Kershaw glosses Hitler’s mention of “Hebrews” as meaning Jews in the racial sense whereas Hitler had been talking about gassing the Social Democrats who had hoped to prevent the outbreak of war by launching a general strike. For Hitler, the Hebrew and the Marxist (like the finance capitalist) became interchangeable because of their cosmopolitanism and Internationalism, respectively. Hence, Marxism was “a Jewish doctrine”. a plausible conection because so many socialist leaders were Jews.

Although Hitler’s paragraph is about the Jews as Marxist subverters and corruptors of German working-class patriotism, Kershaw offers this abridgement:

He (Hitler) later claimed, in a horrific passage of Mein Kampf, that a million German lives lost at the front would have been saved if “twelve to fifteen thousand of these Hebrew corrupters of the people had been held under poison gas”.

Ninety pages later, Kershaw returned to this passage:

The notion of poisoning the poisoners ran through another, notorious, passage of Mein Kampf, already cited in Chapter 5, in which Hitler suggested that if 12-15,000 “Hebrew corrupters of the people” had been held under poison gas at the start of the First World War, then “the sacrifice of millions at the front would not have been in vain.

In Kershaw’s second volume, he repeated this selective reading in order to position the 1938 Reichkristallnacht in a chapter titled “Marks of a Genocidal Mentality”:

He [Hitler] had commented in the last chapter of Mein Kampf that “the sacrifice of millions at the front” would not have been necessary if “twelve or fifteen thousand of these Hebrew corrupters of the people had been held under poison gas”.

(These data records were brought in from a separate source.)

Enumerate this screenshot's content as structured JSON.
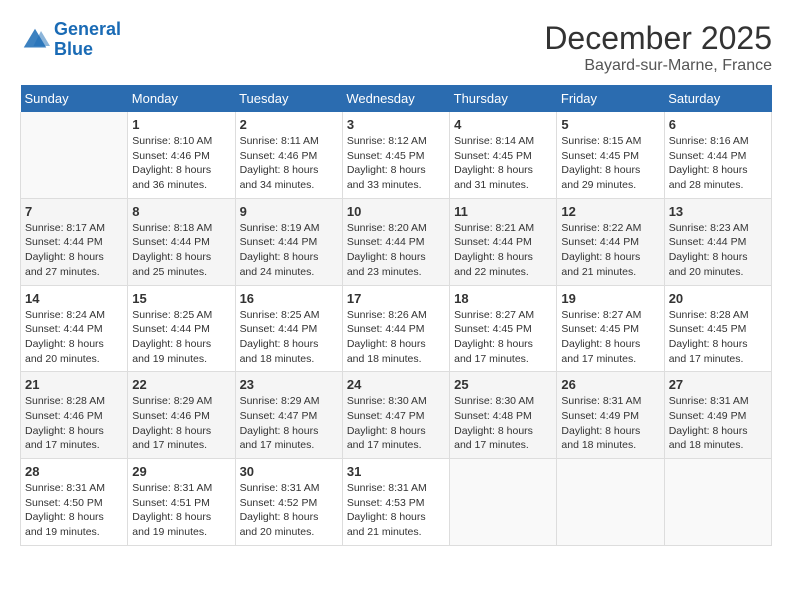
{
  "logo": {
    "line1": "General",
    "line2": "Blue"
  },
  "title": "December 2025",
  "subtitle": "Bayard-sur-Marne, France",
  "days_of_week": [
    "Sunday",
    "Monday",
    "Tuesday",
    "Wednesday",
    "Thursday",
    "Friday",
    "Saturday"
  ],
  "weeks": [
    [
      {
        "day": "",
        "info": ""
      },
      {
        "day": "1",
        "info": "Sunrise: 8:10 AM\nSunset: 4:46 PM\nDaylight: 8 hours\nand 36 minutes."
      },
      {
        "day": "2",
        "info": "Sunrise: 8:11 AM\nSunset: 4:46 PM\nDaylight: 8 hours\nand 34 minutes."
      },
      {
        "day": "3",
        "info": "Sunrise: 8:12 AM\nSunset: 4:45 PM\nDaylight: 8 hours\nand 33 minutes."
      },
      {
        "day": "4",
        "info": "Sunrise: 8:14 AM\nSunset: 4:45 PM\nDaylight: 8 hours\nand 31 minutes."
      },
      {
        "day": "5",
        "info": "Sunrise: 8:15 AM\nSunset: 4:45 PM\nDaylight: 8 hours\nand 29 minutes."
      },
      {
        "day": "6",
        "info": "Sunrise: 8:16 AM\nSunset: 4:44 PM\nDaylight: 8 hours\nand 28 minutes."
      }
    ],
    [
      {
        "day": "7",
        "info": "Sunrise: 8:17 AM\nSunset: 4:44 PM\nDaylight: 8 hours\nand 27 minutes."
      },
      {
        "day": "8",
        "info": "Sunrise: 8:18 AM\nSunset: 4:44 PM\nDaylight: 8 hours\nand 25 minutes."
      },
      {
        "day": "9",
        "info": "Sunrise: 8:19 AM\nSunset: 4:44 PM\nDaylight: 8 hours\nand 24 minutes."
      },
      {
        "day": "10",
        "info": "Sunrise: 8:20 AM\nSunset: 4:44 PM\nDaylight: 8 hours\nand 23 minutes."
      },
      {
        "day": "11",
        "info": "Sunrise: 8:21 AM\nSunset: 4:44 PM\nDaylight: 8 hours\nand 22 minutes."
      },
      {
        "day": "12",
        "info": "Sunrise: 8:22 AM\nSunset: 4:44 PM\nDaylight: 8 hours\nand 21 minutes."
      },
      {
        "day": "13",
        "info": "Sunrise: 8:23 AM\nSunset: 4:44 PM\nDaylight: 8 hours\nand 20 minutes."
      }
    ],
    [
      {
        "day": "14",
        "info": "Sunrise: 8:24 AM\nSunset: 4:44 PM\nDaylight: 8 hours\nand 20 minutes."
      },
      {
        "day": "15",
        "info": "Sunrise: 8:25 AM\nSunset: 4:44 PM\nDaylight: 8 hours\nand 19 minutes."
      },
      {
        "day": "16",
        "info": "Sunrise: 8:25 AM\nSunset: 4:44 PM\nDaylight: 8 hours\nand 18 minutes."
      },
      {
        "day": "17",
        "info": "Sunrise: 8:26 AM\nSunset: 4:44 PM\nDaylight: 8 hours\nand 18 minutes."
      },
      {
        "day": "18",
        "info": "Sunrise: 8:27 AM\nSunset: 4:45 PM\nDaylight: 8 hours\nand 17 minutes."
      },
      {
        "day": "19",
        "info": "Sunrise: 8:27 AM\nSunset: 4:45 PM\nDaylight: 8 hours\nand 17 minutes."
      },
      {
        "day": "20",
        "info": "Sunrise: 8:28 AM\nSunset: 4:45 PM\nDaylight: 8 hours\nand 17 minutes."
      }
    ],
    [
      {
        "day": "21",
        "info": "Sunrise: 8:28 AM\nSunset: 4:46 PM\nDaylight: 8 hours\nand 17 minutes."
      },
      {
        "day": "22",
        "info": "Sunrise: 8:29 AM\nSunset: 4:46 PM\nDaylight: 8 hours\nand 17 minutes."
      },
      {
        "day": "23",
        "info": "Sunrise: 8:29 AM\nSunset: 4:47 PM\nDaylight: 8 hours\nand 17 minutes."
      },
      {
        "day": "24",
        "info": "Sunrise: 8:30 AM\nSunset: 4:47 PM\nDaylight: 8 hours\nand 17 minutes."
      },
      {
        "day": "25",
        "info": "Sunrise: 8:30 AM\nSunset: 4:48 PM\nDaylight: 8 hours\nand 17 minutes."
      },
      {
        "day": "26",
        "info": "Sunrise: 8:31 AM\nSunset: 4:49 PM\nDaylight: 8 hours\nand 18 minutes."
      },
      {
        "day": "27",
        "info": "Sunrise: 8:31 AM\nSunset: 4:49 PM\nDaylight: 8 hours\nand 18 minutes."
      }
    ],
    [
      {
        "day": "28",
        "info": "Sunrise: 8:31 AM\nSunset: 4:50 PM\nDaylight: 8 hours\nand 19 minutes."
      },
      {
        "day": "29",
        "info": "Sunrise: 8:31 AM\nSunset: 4:51 PM\nDaylight: 8 hours\nand 19 minutes."
      },
      {
        "day": "30",
        "info": "Sunrise: 8:31 AM\nSunset: 4:52 PM\nDaylight: 8 hours\nand 20 minutes."
      },
      {
        "day": "31",
        "info": "Sunrise: 8:31 AM\nSunset: 4:53 PM\nDaylight: 8 hours\nand 21 minutes."
      },
      {
        "day": "",
        "info": ""
      },
      {
        "day": "",
        "info": ""
      },
      {
        "day": "",
        "info": ""
      }
    ]
  ]
}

Kershaw got himself into these difficulties by reading the mass murders of 1941 to 1945 back to a passage in Mein Kampf. Throughout, he weaves his hypothesis that Hitler had linked “the power of the Jews and war”. Yet, on all three occasions, Kershaw omitted Hitler’s reference to his comrades’ having been gassed “in the field”, and more importantly, that his intended gas victims were Marxists.

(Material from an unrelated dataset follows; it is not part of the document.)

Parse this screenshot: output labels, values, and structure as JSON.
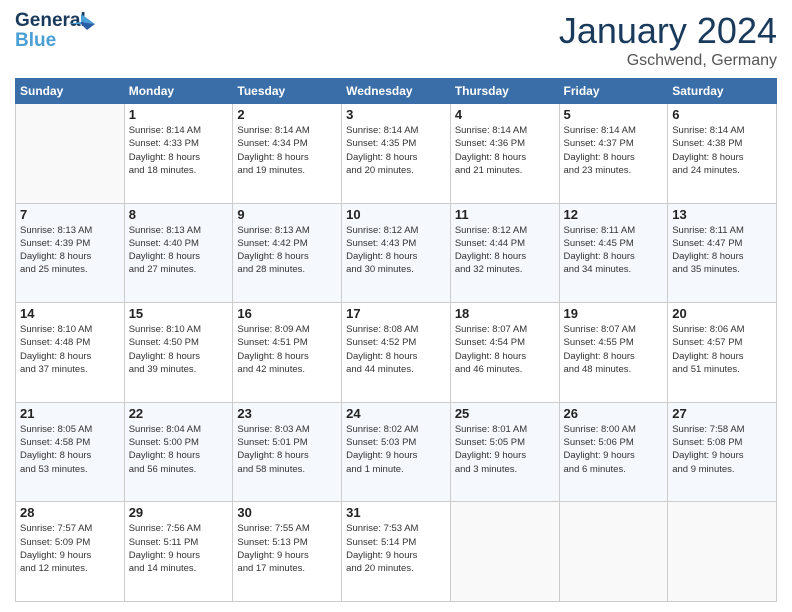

By trimming the references to Marxists and to the Western Front, Kershaw is able to maintain that the passage’s “inherent genocidal thrust is undeniable. However indistinctly, the connection between destruction of the Jews, war, and national salvation had been forged in Hitler’s mind”. This construction forgets that the thrust was political far more than racial. The targets were Marxists, an aspect which Kershaw elides. On that suppression, he was consistent.

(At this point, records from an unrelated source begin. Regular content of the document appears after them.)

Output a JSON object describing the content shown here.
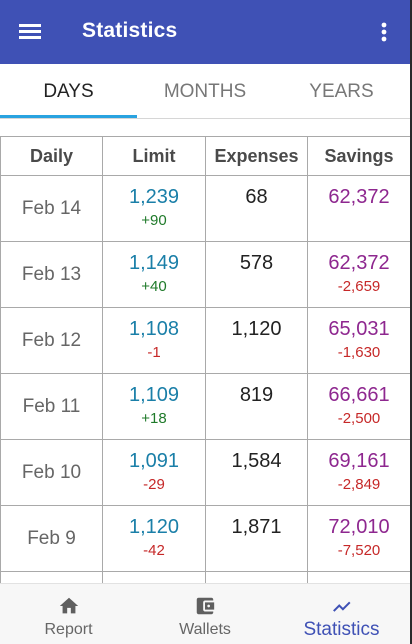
{
  "app_bar": {
    "title": "Statistics",
    "menu_icon": "menu-icon",
    "overflow_icon": "more-vert-icon"
  },
  "tabs": [
    {
      "label": "DAYS",
      "active": true
    },
    {
      "label": "MONTHS",
      "active": false
    },
    {
      "label": "YEARS",
      "active": false
    }
  ],
  "table": {
    "headers": [
      "Daily",
      "Limit",
      "Expenses",
      "Savings"
    ],
    "rows": [
      {
        "date": "Feb 14",
        "limit": "1,239",
        "limit_delta": "+90",
        "expenses": "68",
        "savings": "62,372",
        "savings_delta": ""
      },
      {
        "date": "Feb 13",
        "limit": "1,149",
        "limit_delta": "+40",
        "expenses": "578",
        "savings": "62,372",
        "savings_delta": "-2,659"
      },
      {
        "date": "Feb 12",
        "limit": "1,108",
        "limit_delta": "-1",
        "expenses": "1,120",
        "savings": "65,031",
        "savings_delta": "-1,630"
      },
      {
        "date": "Feb 11",
        "limit": "1,109",
        "limit_delta": "+18",
        "expenses": "819",
        "savings": "66,661",
        "savings_delta": "-2,500"
      },
      {
        "date": "Feb 10",
        "limit": "1,091",
        "limit_delta": "-29",
        "expenses": "1,584",
        "savings": "69,161",
        "savings_delta": "-2,849"
      },
      {
        "date": "Feb 9",
        "limit": "1,120",
        "limit_delta": "-42",
        "expenses": "1,871",
        "savings": "72,010",
        "savings_delta": "-7,520"
      }
    ]
  },
  "bottom_nav": [
    {
      "label": "Report",
      "icon": "home-icon",
      "active": false
    },
    {
      "label": "Wallets",
      "icon": "wallet-icon",
      "active": false
    },
    {
      "label": "Statistics",
      "icon": "trending-up-icon",
      "active": true
    }
  ],
  "colors": {
    "app_bar": "#3f51b5",
    "tab_indicator": "#29a3e0",
    "limit_value": "#1a7fa8",
    "savings_value": "#8e278f",
    "positive_delta": "#1f7a2a",
    "negative_delta": "#c62828"
  }
}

Kershaw could practice his legerdemain confident that no historian is likely to be drummed out of the club for misrepresenting the worst of the bad kings. More significantly, Kershaw erred because he played god, reading the future into the past. The monstrousness of the destruction of European Jewry loomed so large in his mind that Hitler’s words from 1924-25 acquired their meaning by how well they pointed towards that horror. The political context of the mid-1920s had to be erased, even though Kershaw’s biography is illustrated by a 1926 photograph of Hitler reviewing a Nazis parade bearing the banner “Tod dem Marxismus” [Death to Marxism]. Kershaw’s handling of evidence is powerful as polemic but hapless as history. The point is not that yet another empiricist has got a fact wrong but that Kershaw tripped over his god-structured approach to writing history. In addition, he could do so in good conscience because class has been erased from scholarship in favour of race, Marxism discredited, and politics replaced by ethnicity.

Mussolini might have got some Italian trains to run on time, but Hitler could control the staging of neither domestic nor European politics. Hitler’s architect, Albert Speer, admired his Fuhrer’s ability “to think in three dimensions”. That talent did not extend to reading the fourth dimension of time.